Durang’s life coincided with the early unfolding of a nation. He was born in 1768, in restless, colonial America. With the American Company in Philadelphia, he had the honor of playing before the nation’s first president. Durang performed during the War of 1812, turning his pyrotechnical skills toward munitions making. He died in 1822, when the nation and his home city were well established and a distinct American cultural identity had begun to emerge. He lived through, and commented on, these remarkable events, yet his Memoir is also rich in the fascinating detail of everyday life—the technologies of the stage, the modes and variability of travel, his fluid shifts between urban and rural cultures, his interest in new people, his homely mixture of pride and humility, his shrewd yet rarely unkind evaluations of colleagues, and many other themes.

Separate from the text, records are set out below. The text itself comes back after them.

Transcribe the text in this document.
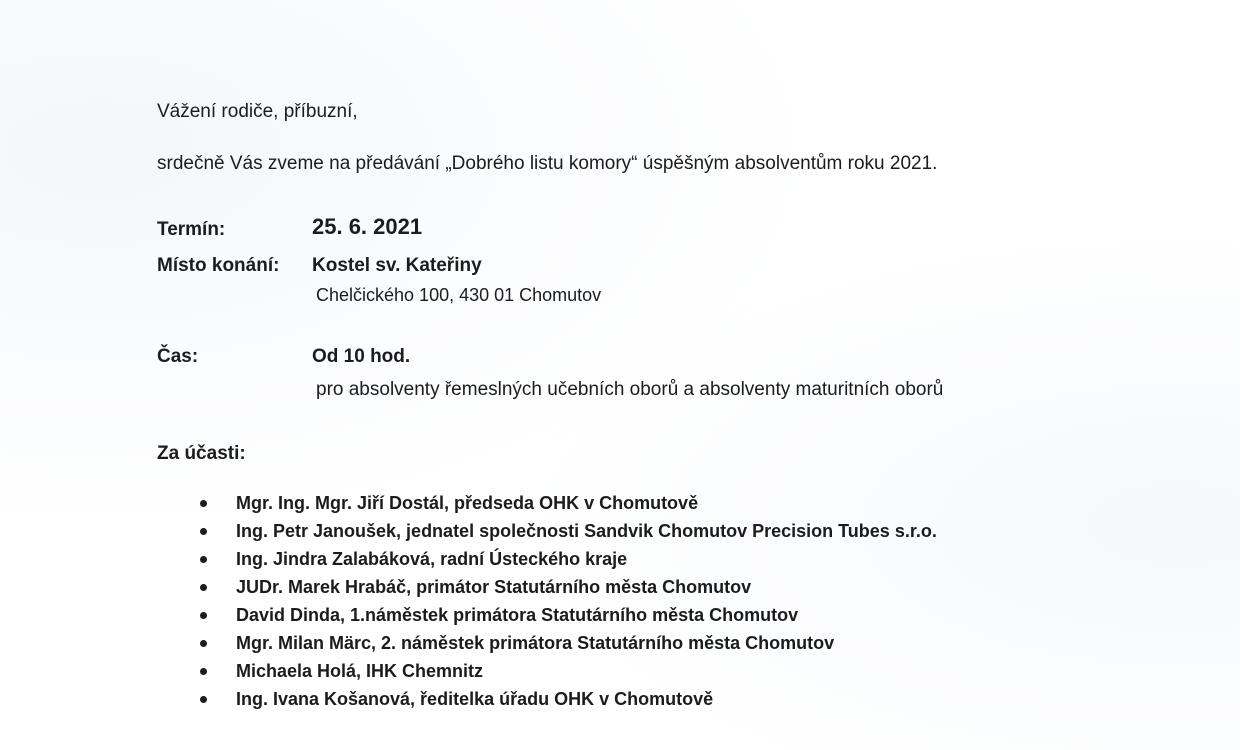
Vážení rodiče, příbuzní,
srdečně Vás zveme na předávání „Dobrého listu komory“ úspěšným absolventům roku 2021.
Termín:	25. 6. 2021
Místo konání: Kostel sv. Kateřiny
Chelčického 100, 430 01 Chomutov
Čas:	Od 10 hod.
pro absolventy řemeslných učebních oborů a absolventy maturitních oborů
Za účasti:
Mgr. Ing. Mgr. Jiří Dostál, předseda OHK v Chomutově
Ing. Petr Janoušek, jednatel společnosti Sandvik Chomutov Precision Tubes s.r.o.
Ing. Jindra Zalabáková, radní Ústeckého kraje
JUDr. Marek Hrabáč, primátor Statutárního města Chomutov
David Dinda, 1.náměstek primátora Statutárního města Chomutov
Mgr. Milan Märc, 2. náměstek primátora Statutárního města Chomutov
Michaela Holá, IHK Chemnitz
Ing. Ivana Košanová, ředitelka úřadu OHK v Chomutově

The project of defining, demonstrating, and representing the American as a figure different from the European, as a character shaped by the experiences and values of a new and distinct world, began in earnest in Durang’s lifetime with American struggles against European rule. In the theater, dramatists grappled with creation of the Yankee character’s dialect, outlook, and physicality; political themes shaping the drama reflected American resistance to European domination; and American historical events provided plots for new plays. Americans were trying to find, and define, themselves. Pennsylvania-born Durang, creating and adapting his own work, carrying theater to new territory, facing an increasingly sophisticated audience, and infusing his performances with characters current to American life, responded to these forces.